The statement issued by the Governor-General’s office immediately after the revelation of Morrison’s first two add-on ministerial posts was both inadequate and misleading. It said:
‘The Governor-General, following normal process and acting on the advice of the government of the day, appointed former prime minister Morrison to administer portfolios other than the Department of the Prime Minister and Cabinet. It is not uncommon for ministers to be appointed to administer departments other than their portfolio responsibility.
‘These appointments do not require a swearing-in ceremony – the Governor-General signs an administrative instrument on the advice of the prime minister. Questions around appointments of this nature are a matter for the government of the day and the Department of the Prime Minister and Cabinet. Similarly, the decision whether to publicise appointments to administer additional portfolios is a matter for the government of the day.’
First, the Governor-General in appointing ministers does not act on ‘the advice of the government of the day’. This statement has misled some commentators into discussing the role of the Executive Council in such appointments. But ministerial appointments are the gift of the Prime Minister, only – though the Prime Minister may be subject to party-political processes.
That is what happens immediately after an election, when the Governor-General calls on the leader of the successful party or coalition to be Prime Minister and then receives his or her advice as to who should be sworn in as ministers and in what positions. It is what happens during the course of a government, when there is a ministerial re-shuffle or new ministers need to be appointed. Similarly, the Prime Minister alone decides if a minister should be sacked by the Governor-General.
Second, while it is not uncommon for ‘ministers to be appointed to administer departments other than their portfolio responsibility’ – whenever they take leave, or go overseas, for example – it is most unusual for the Prime Minister to appoint himself or herself to back-up an existing minister.
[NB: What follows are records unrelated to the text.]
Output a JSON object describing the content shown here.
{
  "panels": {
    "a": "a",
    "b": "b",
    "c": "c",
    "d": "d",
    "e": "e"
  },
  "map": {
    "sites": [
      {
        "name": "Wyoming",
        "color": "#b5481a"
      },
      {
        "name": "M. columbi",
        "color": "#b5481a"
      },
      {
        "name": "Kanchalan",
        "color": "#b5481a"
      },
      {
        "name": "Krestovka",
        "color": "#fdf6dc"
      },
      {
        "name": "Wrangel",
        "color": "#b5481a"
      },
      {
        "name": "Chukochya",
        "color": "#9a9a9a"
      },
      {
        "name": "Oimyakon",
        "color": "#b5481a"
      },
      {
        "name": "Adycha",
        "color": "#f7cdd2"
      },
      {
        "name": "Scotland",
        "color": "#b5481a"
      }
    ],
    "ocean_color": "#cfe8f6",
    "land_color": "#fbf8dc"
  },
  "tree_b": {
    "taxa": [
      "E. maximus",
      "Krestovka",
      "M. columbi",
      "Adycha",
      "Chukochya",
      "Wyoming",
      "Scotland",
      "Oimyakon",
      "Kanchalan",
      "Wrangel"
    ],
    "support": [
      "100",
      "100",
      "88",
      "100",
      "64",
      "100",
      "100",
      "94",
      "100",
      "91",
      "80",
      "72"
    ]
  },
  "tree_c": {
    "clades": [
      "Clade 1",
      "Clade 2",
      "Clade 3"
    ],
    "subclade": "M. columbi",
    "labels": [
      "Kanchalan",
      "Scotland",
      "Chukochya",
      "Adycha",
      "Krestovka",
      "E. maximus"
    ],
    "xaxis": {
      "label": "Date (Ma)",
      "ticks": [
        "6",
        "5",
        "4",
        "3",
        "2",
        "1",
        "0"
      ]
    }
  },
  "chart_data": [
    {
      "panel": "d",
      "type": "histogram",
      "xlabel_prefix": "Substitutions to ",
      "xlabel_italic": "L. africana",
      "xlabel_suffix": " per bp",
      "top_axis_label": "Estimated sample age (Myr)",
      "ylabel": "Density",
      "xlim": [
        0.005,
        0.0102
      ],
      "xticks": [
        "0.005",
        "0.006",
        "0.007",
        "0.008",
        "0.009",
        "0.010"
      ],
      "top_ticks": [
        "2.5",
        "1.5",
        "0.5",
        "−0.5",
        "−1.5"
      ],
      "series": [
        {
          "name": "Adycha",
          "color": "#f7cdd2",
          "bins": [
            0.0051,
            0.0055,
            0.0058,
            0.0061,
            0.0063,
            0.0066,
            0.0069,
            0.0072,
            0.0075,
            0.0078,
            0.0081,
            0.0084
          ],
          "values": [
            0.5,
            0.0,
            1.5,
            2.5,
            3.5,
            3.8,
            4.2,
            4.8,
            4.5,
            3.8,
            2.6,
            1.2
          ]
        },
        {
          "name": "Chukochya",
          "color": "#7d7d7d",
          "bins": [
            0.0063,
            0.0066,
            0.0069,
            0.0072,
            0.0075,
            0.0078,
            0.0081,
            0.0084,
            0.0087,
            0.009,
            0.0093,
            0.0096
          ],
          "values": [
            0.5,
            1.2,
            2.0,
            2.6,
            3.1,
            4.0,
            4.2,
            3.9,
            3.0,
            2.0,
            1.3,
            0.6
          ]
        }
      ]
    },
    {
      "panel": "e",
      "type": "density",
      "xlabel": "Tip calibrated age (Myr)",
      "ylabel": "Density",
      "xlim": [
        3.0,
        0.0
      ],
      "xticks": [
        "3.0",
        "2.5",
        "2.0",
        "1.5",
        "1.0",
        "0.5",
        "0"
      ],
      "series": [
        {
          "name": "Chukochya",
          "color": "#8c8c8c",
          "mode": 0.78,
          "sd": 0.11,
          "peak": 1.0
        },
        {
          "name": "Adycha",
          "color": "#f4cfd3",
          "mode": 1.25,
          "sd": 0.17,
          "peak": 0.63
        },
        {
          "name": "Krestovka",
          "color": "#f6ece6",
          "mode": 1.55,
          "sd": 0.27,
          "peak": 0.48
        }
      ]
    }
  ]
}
But it is completely unprecedented for the Prime Minister to be sworn in to a ministerial post concurrently with there being a minister exercising the relevant powers.
What Scott Morrison was doing was so unusual that the Governor-General should have asked him to put his advice (to swear himself in as Minister for Health, then Minister for Finance, etc.) in writing. If he did so, the Governor-General should publish that advice in precisely the same way that advice about calling an early election or a double-dissolution election is made public.
The Governor-General should also have concerned himself about whether he should obtain advice about the legality of what the Prime Minister wanted to do. That should have been sought not just from the Attorney-General (had the Prime Minister suggested that course) but from the apolitical Solicitor-General, with a view to making that advice public.
As well as publishing any advice given to him by the Prime Minister the Governor-General should also say whether he queried with the Prime Minister the decision to keep these appointments secret – irrespective of whether it was for the government to publicise the appointments. And he should have required that response to be in writing.
It is true that the Governor-General had no discretion in making the appointments that the Prime Minister sought. There were no ‘reserve powers’ at hand for him to refuse the Prime Minister. But even if the Covid scare was so overwhelming that he didn’t think of questioning the first couple of appointments that the Prime Minister wanted, he should have queried the later appointments (when the panic had passed), and required an explanation in writing, if only to protect the office of Governor-General.
Unless he was concerned that by doing so his occupancy of that office might be at risk?
If he did ask questions, he should make the advice he received from the Prime Minister, or his department or the law officers, public now.
If there was anything in writing by the Prime Minister it would be interesting to see whether it was more coherent that the account Morrison, who until he was corrected by the Prime Ministers Department couldn’t recall two of the later appointments, is providing now.